Certain supplements such as vitamin B6, vitamin B12, iodine, testosterone, whey protein, and branched-chain amino acids can cause acne or worsen an existing condition. If these supplements are the culprits behind your breakouts, stopping their use can usually clear the skin within a few weeks. Multivitamins also usually contain large amounts of vitamin B12, and could be the source of your acne. Some research suggests that B vitamins (which are a complex of eight water-soluble vitamins) are to blame for acne breakouts.
Certain B vitamins are thought to be more likely to cause acne, such as B12 or cobalamin supplements, according to Dr. Brendan Camp, a board-certified dermatologist. These vitamins can affect acne by altering the metabolism of skin bacteria that normally contribute to acne formation. Vitamin B7, or biotin, can limit the absorption of vitamin B5, or pantothenic acid, which is important for maintaining the skin barrier and therefore making the skin more susceptible to acne.
Whey protein is one of the most common causes of acne breakouts, according to Dr. Camp. Believe it or not, you can have too much of a good thing.
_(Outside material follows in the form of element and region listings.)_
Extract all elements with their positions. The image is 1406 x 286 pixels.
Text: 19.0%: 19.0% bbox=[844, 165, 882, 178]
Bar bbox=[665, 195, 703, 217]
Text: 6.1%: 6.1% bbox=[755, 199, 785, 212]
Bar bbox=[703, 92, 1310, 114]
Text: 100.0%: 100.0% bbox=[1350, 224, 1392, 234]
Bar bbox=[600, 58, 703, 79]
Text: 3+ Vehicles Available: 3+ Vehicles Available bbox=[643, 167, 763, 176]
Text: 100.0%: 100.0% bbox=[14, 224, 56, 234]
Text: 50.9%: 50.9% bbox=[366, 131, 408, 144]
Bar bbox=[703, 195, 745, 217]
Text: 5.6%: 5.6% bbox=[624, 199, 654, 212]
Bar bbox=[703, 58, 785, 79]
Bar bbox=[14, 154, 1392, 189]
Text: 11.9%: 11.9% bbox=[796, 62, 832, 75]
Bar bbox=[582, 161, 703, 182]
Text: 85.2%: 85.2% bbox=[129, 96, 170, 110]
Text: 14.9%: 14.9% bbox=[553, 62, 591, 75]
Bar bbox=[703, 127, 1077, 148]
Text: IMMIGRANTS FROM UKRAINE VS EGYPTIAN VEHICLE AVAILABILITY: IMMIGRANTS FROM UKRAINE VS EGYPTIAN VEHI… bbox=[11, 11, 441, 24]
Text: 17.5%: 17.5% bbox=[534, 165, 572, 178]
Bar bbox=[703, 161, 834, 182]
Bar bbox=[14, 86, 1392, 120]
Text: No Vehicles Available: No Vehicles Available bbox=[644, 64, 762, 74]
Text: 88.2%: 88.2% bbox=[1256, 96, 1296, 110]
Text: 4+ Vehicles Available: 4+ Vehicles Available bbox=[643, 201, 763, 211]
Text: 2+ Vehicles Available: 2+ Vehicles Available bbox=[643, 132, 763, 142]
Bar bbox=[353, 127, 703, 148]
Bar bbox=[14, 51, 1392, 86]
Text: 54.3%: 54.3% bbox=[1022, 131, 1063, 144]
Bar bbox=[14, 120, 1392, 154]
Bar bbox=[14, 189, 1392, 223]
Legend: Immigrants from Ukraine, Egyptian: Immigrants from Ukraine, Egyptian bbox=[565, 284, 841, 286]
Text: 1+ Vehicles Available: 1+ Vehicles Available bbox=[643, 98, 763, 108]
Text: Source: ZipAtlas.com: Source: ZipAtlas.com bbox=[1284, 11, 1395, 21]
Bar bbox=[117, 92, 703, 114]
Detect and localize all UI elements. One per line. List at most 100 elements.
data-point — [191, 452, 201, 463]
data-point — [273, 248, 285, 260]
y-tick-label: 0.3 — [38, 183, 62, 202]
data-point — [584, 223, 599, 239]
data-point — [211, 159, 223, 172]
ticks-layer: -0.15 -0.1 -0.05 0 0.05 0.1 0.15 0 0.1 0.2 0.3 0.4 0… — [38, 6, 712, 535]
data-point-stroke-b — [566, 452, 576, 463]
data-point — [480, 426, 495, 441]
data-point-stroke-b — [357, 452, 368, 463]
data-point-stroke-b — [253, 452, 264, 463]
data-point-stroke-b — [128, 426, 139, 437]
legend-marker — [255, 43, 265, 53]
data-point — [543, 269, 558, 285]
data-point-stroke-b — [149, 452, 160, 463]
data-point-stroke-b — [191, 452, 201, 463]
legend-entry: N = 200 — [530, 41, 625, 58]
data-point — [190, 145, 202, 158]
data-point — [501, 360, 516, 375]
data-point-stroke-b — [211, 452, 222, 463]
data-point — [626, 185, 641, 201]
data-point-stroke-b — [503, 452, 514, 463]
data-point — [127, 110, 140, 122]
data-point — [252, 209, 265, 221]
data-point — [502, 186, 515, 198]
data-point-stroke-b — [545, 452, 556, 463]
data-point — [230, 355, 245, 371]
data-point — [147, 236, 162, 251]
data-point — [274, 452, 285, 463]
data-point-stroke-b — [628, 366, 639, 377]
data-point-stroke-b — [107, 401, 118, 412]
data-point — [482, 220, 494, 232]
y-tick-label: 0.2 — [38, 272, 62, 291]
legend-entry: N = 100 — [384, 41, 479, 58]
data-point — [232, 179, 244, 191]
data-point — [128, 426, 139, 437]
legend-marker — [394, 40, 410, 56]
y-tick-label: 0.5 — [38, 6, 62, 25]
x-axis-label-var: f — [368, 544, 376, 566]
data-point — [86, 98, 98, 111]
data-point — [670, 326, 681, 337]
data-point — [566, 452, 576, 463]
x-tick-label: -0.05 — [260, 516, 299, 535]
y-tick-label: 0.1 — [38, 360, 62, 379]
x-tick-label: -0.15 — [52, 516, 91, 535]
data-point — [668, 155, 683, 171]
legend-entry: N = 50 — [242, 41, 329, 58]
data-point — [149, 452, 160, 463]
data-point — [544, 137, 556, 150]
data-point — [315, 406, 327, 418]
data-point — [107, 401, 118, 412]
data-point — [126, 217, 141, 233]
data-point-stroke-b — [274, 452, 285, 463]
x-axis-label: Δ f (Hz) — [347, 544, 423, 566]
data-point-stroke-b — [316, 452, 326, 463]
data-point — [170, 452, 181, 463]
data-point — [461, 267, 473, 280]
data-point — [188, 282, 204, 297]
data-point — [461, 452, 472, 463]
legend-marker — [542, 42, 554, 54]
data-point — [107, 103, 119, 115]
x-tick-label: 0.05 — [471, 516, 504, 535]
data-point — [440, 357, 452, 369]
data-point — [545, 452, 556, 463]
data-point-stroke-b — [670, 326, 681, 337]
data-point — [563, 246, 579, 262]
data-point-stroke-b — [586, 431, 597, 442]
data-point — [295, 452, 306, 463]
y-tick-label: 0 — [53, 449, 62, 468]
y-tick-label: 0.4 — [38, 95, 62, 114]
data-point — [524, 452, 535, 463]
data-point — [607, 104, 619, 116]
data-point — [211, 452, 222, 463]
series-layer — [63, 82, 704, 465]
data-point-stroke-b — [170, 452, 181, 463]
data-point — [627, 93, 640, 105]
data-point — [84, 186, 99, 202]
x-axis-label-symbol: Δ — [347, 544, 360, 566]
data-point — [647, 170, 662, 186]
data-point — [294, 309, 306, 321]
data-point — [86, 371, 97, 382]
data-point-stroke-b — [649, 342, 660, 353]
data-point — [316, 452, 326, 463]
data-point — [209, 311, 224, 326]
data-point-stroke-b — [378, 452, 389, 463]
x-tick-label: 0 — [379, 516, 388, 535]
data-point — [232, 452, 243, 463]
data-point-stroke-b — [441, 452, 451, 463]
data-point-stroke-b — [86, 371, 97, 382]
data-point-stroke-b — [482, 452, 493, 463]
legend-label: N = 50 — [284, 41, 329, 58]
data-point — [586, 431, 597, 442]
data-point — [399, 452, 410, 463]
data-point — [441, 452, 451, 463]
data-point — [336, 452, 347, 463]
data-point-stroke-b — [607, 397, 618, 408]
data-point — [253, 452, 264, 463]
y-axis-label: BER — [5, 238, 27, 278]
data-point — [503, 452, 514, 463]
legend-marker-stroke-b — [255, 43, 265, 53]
Multivitamins usually contain large amounts of nutrients that, in excess, can cause acne.
This includes vitamin B12, biotin, and calcium. Plants contain a form of vitamin A known as beta-carotene and must be converted to retinol (vitamin A) for the body to use them. Instead of taking a single multivitamin to cure acne, I recommend supplementing it with bioavailable, specific, high-quality forms of some of the most important acne-fighting nutrients. Unless it's a true whole-food multivitamin (which is usually high in vitamin B12, biotin, and calcium), you're most likely just throwing money down the drain by buying multivitamins for your skin.
Keep in mind that adding a vitamin or herbal supplement to your skincare routine can unexpectedly cause a crisis. While it certainly helps with hair growth, its “indefinite and uncontrolled” consumption can affect the body's absorption of vitamin B5, he shared.Vitamin D3 is the body's preferred form of vitamin D and is the most bioavailable when it comes to supplements. Dr. Leslie Baumann, a Miami-based dermatologist who wrote the skin health bible The Skin Type Solution, says that taking certain B vitamins, specifically vitamins B6 and B12, may be behind episodes of acne.
Daily multivitamins usually contain about 250% of the daily intake, while real vitamin D supplements contain more than 400-500%. Most vitamins contain folic acid or ascorbic acid, which are forms of vitamin B and vitamin C that are not easily converted into usable nutrients.If you're following a diet rich in dairy or high in calcium, you may want to avoid multivitamins that add even more calcium to your diet. Research shows that there is a decrease in the level of vitamin B12 after acne treatment when serum levels of vitamin B12 are measured before and after treatment. So if you're told you have a vitamin D deficiency - which is common - what happens next? You go to the store and buy some supplements without an end date or dosage instructions.It's important to remember that taking too many vitamins can be just as bad as not taking enough.
Too much calcium or vitamin D can lead to an imbalance in other essential vitamins and minerals in your body. If you're considering taking any type of supplement for your skin health - whether it's for acne or something else - make sure you consult with your doctor first.